Le malheureux cocu me vénère plus que tout,
Et sa confiance ne fait qu'accroître mon plaisir,
A m'abandonner librement à mes désirs,
Me livrant sans vergogne aux fantasmes les plus fous.

Le couple si mignon que vous complimentez,
N'est que le fruit récent d'une rencontre fortuite,
Et ce garçon qui m'a si promptement séduite,
Bien que rapide n'a pu encore se présenter.

Regardez, poursuivit-elle, écartant les cuisses,
Soulevant mon blouson et ôtant le tissu,
Vos yeux reconnaissent-ils le lieu où est perdu,
Le doigt de l'inconnu qui m'emplit de délice ?

La vieille s'étrangla dans un borborygme affreux,
Le voile de l'épouvante tomba sur son visage,
Elle étreignit ses mains jointes contre son corsage,
Et pour nous implora la grâce de son grand Dieu.

Elle poursuivit ses hurlements incantatoires,
Et ses vieilles jambes retrouvèrent une nouvelle vigueur,
Qui instantanément l'éloigna de l'horreur,
A laquelle ses yeux de myope devaient pourtant croire.

Je ne savais personnellement plus où me mettre,
Mais la publicité donnée à notre union,
De ma troublante voisine accru l'excitation,
Et ses halètements pouvant tout compromettre.
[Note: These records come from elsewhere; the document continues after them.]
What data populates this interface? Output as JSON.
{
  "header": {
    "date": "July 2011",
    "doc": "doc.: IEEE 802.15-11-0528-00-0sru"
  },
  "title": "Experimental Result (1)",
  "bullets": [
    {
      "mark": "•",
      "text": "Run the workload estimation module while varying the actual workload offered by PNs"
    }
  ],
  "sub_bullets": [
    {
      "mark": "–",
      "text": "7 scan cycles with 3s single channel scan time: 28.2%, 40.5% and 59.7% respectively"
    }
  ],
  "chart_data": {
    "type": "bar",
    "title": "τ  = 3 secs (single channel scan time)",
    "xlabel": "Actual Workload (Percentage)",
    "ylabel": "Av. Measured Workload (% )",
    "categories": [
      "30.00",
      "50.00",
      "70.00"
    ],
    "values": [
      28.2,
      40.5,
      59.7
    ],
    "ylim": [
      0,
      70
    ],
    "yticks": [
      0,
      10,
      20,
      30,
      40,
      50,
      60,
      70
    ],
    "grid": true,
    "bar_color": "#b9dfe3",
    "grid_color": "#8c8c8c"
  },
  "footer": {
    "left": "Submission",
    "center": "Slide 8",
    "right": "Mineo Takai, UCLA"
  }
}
Oh oui mon ami, poursuivez, je vous en prie,
Vous n'imaginez pas le douloureux bien être,
Que vos bienfaits en moi habilement font naître,
Encore un instant et je serai assouvie.

De sa bouche tremblante elle fouillait mon oreille,
Explorait ses replis de sa langue frétillante,
Quand ses lèvres frémissantes annoncèrent haletantes,
Le terme fulgurant d'une ascension sans pareille.

Votre touché délicat est, dit-elle, la preuve,
D'un talent dont l'expérimentation me tente,
Car il est rare malgré mes recherches permanentes,
Qu'un pareil attouchement à ce point m'émeuve.

Je n'avais pas ressenti une pareille émotion,
Depuis le trajet en métro inoubliable,
Où un sexe anonyme sous un imperméable,
M'a possédée entre Porte Dauphine et Nation.

J'ai beaucoup apprécié l'inédite façon,
Dont vous avez usé pour oser m'aborder,
Et pour cette raison je veux vous remercier,
En me livrant à vous pour votre satisfaction.

Acceptez de ma part un ultime caprice,
Otez-moi ma jupe et conduisez-moi chez vous,
Faites-moi traverser la ville dépouillée de tout,
Pimentons nos ébats de ce brûlant épice.

Naturellement, j'acceptai et l'entraînai,
Nous traversâmes Paris soulevant un tollé,
Mais l'après-midi qui suivit cette équipée,
Vous pouvez me croire, je ne l'oublierai jamais.